A population of over four million call this vibrant affluent city home. Streets are lined with flowering trees and overlooked by grand historic buildings from different periods and architectural styles. Narrow little streets are a labyrinth of shops reminiscent of Aladdin’s Cave, leading to plsant squares where people gather to socialise.
Constructed in the middle of the 19th century, the Teatro Real, also known simply as the Opera, this magnificent theatre conjures up images of the grand old days and still holds opera, ballet and classical music concerts which you can still enjoy today. Opera has managed to survive quite a few disasters – soon after it was built it almost sank due to subsidence and then had to close in 1925. In 1997, Opera was reopened after a staggering €150 million was spent refurbishing it.
The Museo Arqueológico Nacional is the place to head to if you are interested in learning more about the history of the region. The national museum is home to some vivid and extraordinary archaeological artefacts including Greek, Roman, Egyptian and Islamic objects. Some of the best objects to views are the Visigoth artefacts uncovered in Toledo. If you head towards the galleries left of the entrance then you can admire a reconstruction of the Altamira Caves located in Cantabria. Although the prehistoric wall paintings are not authentic they are still quite impressive to look at.
Another place visited by tourists is the Templo de Debod. This Egyptian temple dates back to the 4th century BCE and was given to Madrid as a gift for the excellent work done by Spanish workers on the Aswan High Dam. The temple was painstakingly reconstructed brick by brick to allow visitors to understand more about the fascinating ancient Egyptian culture.
If you are interested in naval history then the Museo Navel is a great place to visit.

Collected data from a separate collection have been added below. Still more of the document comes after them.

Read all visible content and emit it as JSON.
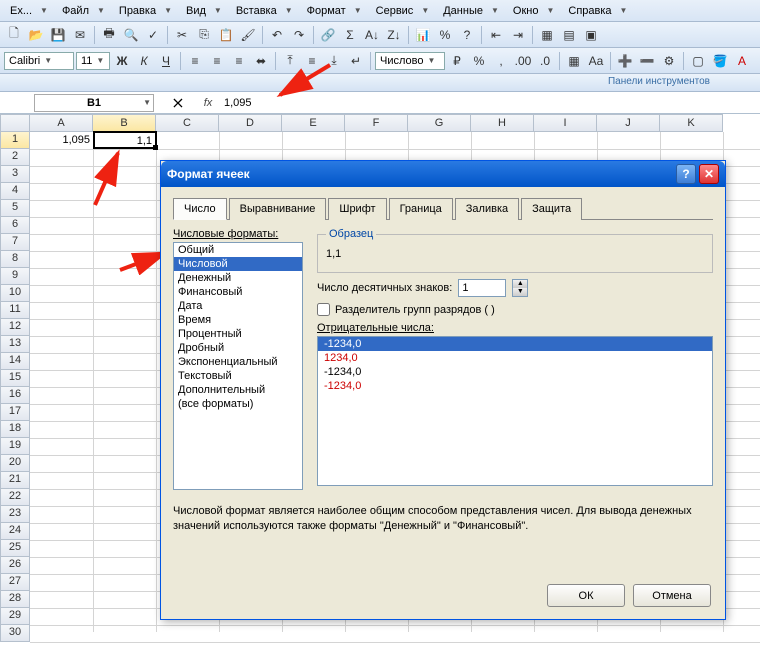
{
  "menu": {
    "items": [
      "Ex...",
      "Файл",
      "Правка",
      "Вид",
      "Вставка",
      "Формат",
      "Сервис",
      "Данные",
      "Окно",
      "Справка"
    ]
  },
  "toolbar2": {
    "font": "Calibri",
    "size": "11",
    "format_combo": "Числово"
  },
  "toolbar_label": "Панели инструментов",
  "namebox": "B1",
  "formula": "1,095",
  "cols": [
    "A",
    "B",
    "C",
    "D",
    "E",
    "F",
    "G",
    "H",
    "I",
    "J",
    "K"
  ],
  "cells": {
    "A1": "1,095",
    "B1": "1,1"
  },
  "dialog": {
    "title": "Формат ячеек",
    "tabs": [
      "Число",
      "Выравнивание",
      "Шрифт",
      "Граница",
      "Заливка",
      "Защита"
    ],
    "list_label": "Числовые форматы:",
    "formats": [
      "Общий",
      "Числовой",
      "Денежный",
      "Финансовый",
      "Дата",
      "Время",
      "Процентный",
      "Дробный",
      "Экспоненциальный",
      "Текстовый",
      "Дополнительный",
      "(все форматы)"
    ],
    "sample_label": "Образец",
    "sample_value": "1,1",
    "decimals_label": "Число десятичных знаков:",
    "decimals_value": "1",
    "thousands_label": "Разделитель групп разрядов ( )",
    "neg_label": "Отрицательные числа:",
    "neg": [
      "-1234,0",
      "1234,0",
      "-1234,0",
      "-1234,0"
    ],
    "desc": "Числовой формат является наиболее общим способом представления чисел. Для вывода денежных значений используются также форматы \"Денежный\" и \"Финансовый\".",
    "ok": "ОК",
    "cancel": "Отмена"
  }
}
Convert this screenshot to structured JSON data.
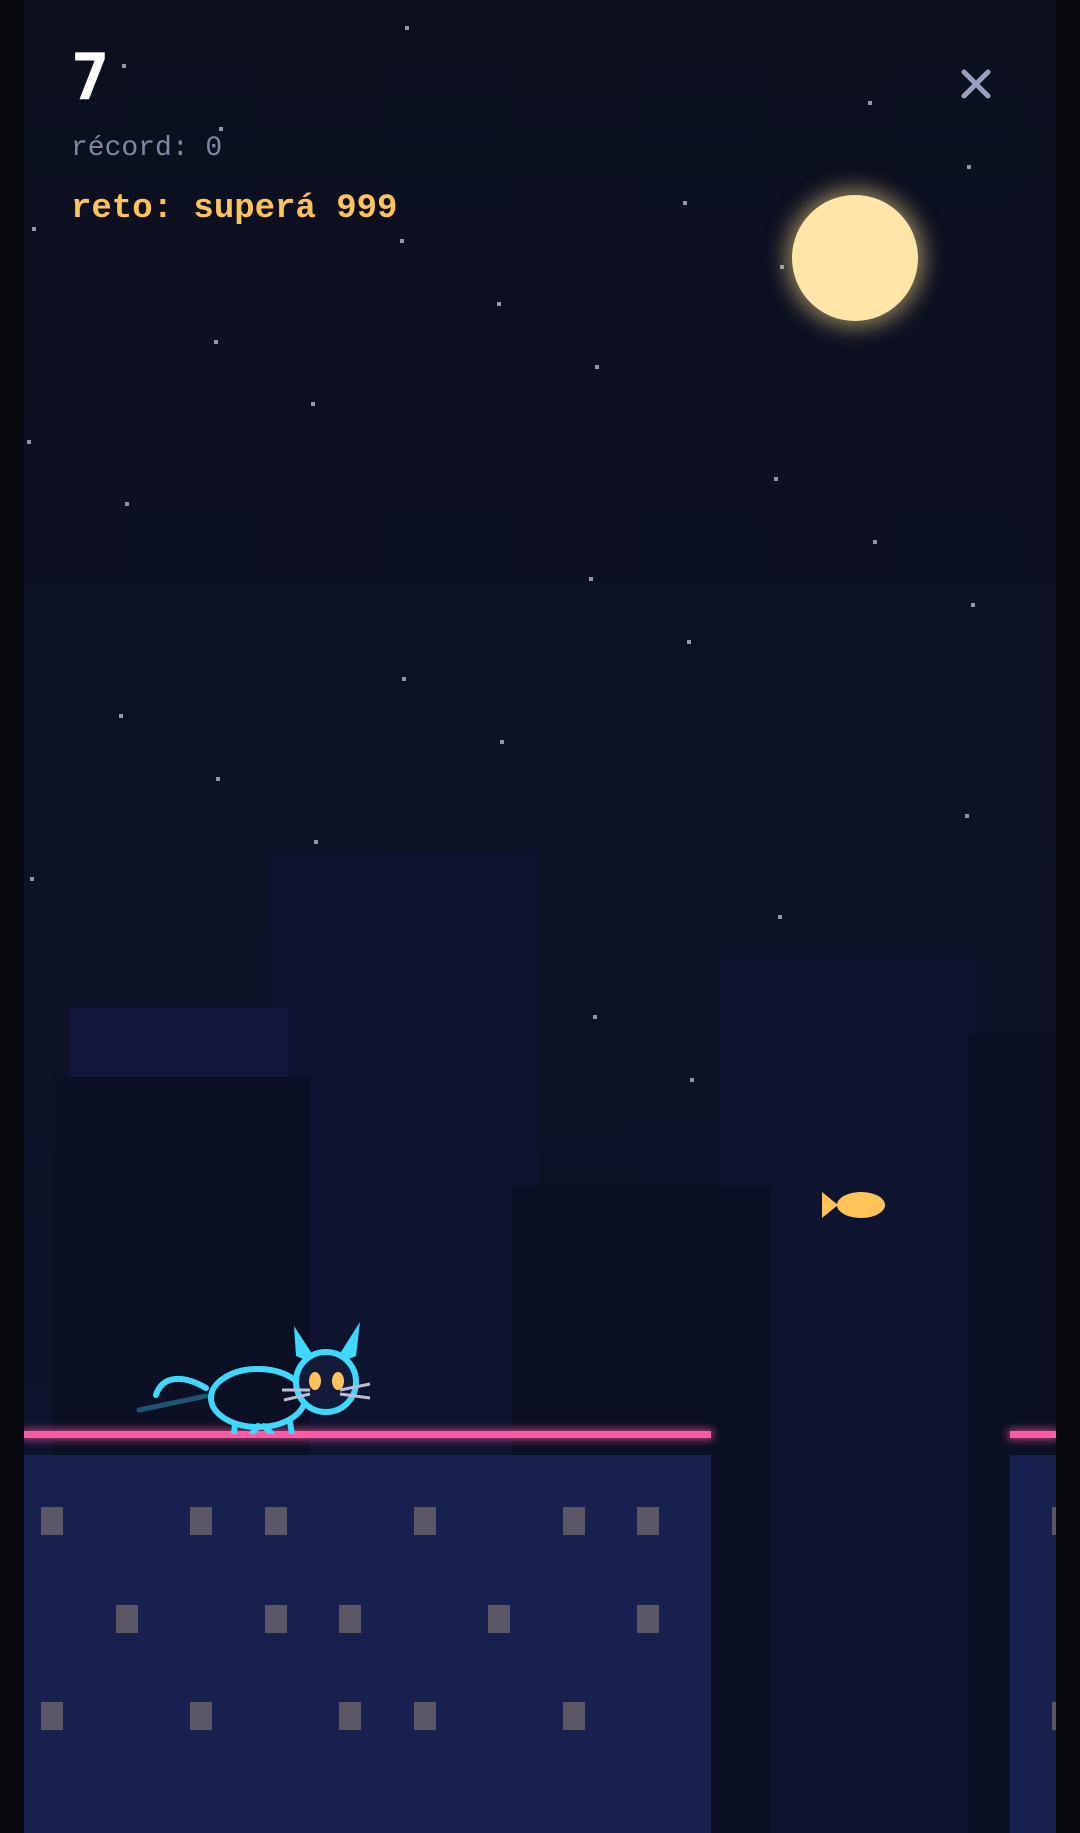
{
  "hud": {
    "score": "7",
    "record": "récord: 0",
    "challenge": "reto: superá 999"
  },
  "icons": {
    "close": "close-icon",
    "moon": "moon",
    "player": "cat-icon",
    "pickup": "fish-icon"
  },
  "colors": {
    "background": "#0b0f1e",
    "score": "#ffffff",
    "record": "#8088a3",
    "challenge": "#ffc35a",
    "moon": "#ffe6a8",
    "roof_neon": "#ff5aa3",
    "cat_neon": "#3fd8ff",
    "fish": "#ffc35a",
    "building_front": "#18204d"
  }
}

Located in the Naval Ministry, it has a wealth of charts, models and other navel objects from various periods of Spanish history. One of the highlights here is the first map which depicts the New World dating from 1500. Other artefacts include a portion of Cortes standard when he conquered Mexico and cannons from the Spanish Armada.
There is a wide variety of restaurants to choose from in Madrid, each offering a different taste of the country and the world. The local cuisine is heavier than other regional styles with an emphasis on meat. If you want to sample traditional foods from Madrid, try Cocido madrilène, Cochinillo asado, Oreja or Porras.
Madrid offers a vast array of hotels throughout the city but if you want a little bit of peace and quiet then select one on the city’s edge. No matter if you are a backpacker, a businessman or a stylish globetrotter, Madrid has something to suit your individual taste and budget.
Madrid is a city that everyone should visit at least once in their lifetime. The city pulsates with a zest for life that only the Spanish could be famous for. Simply walking down a street means walking through several different periods of Spanish history, allowing you to experience authentic Spain at its very best.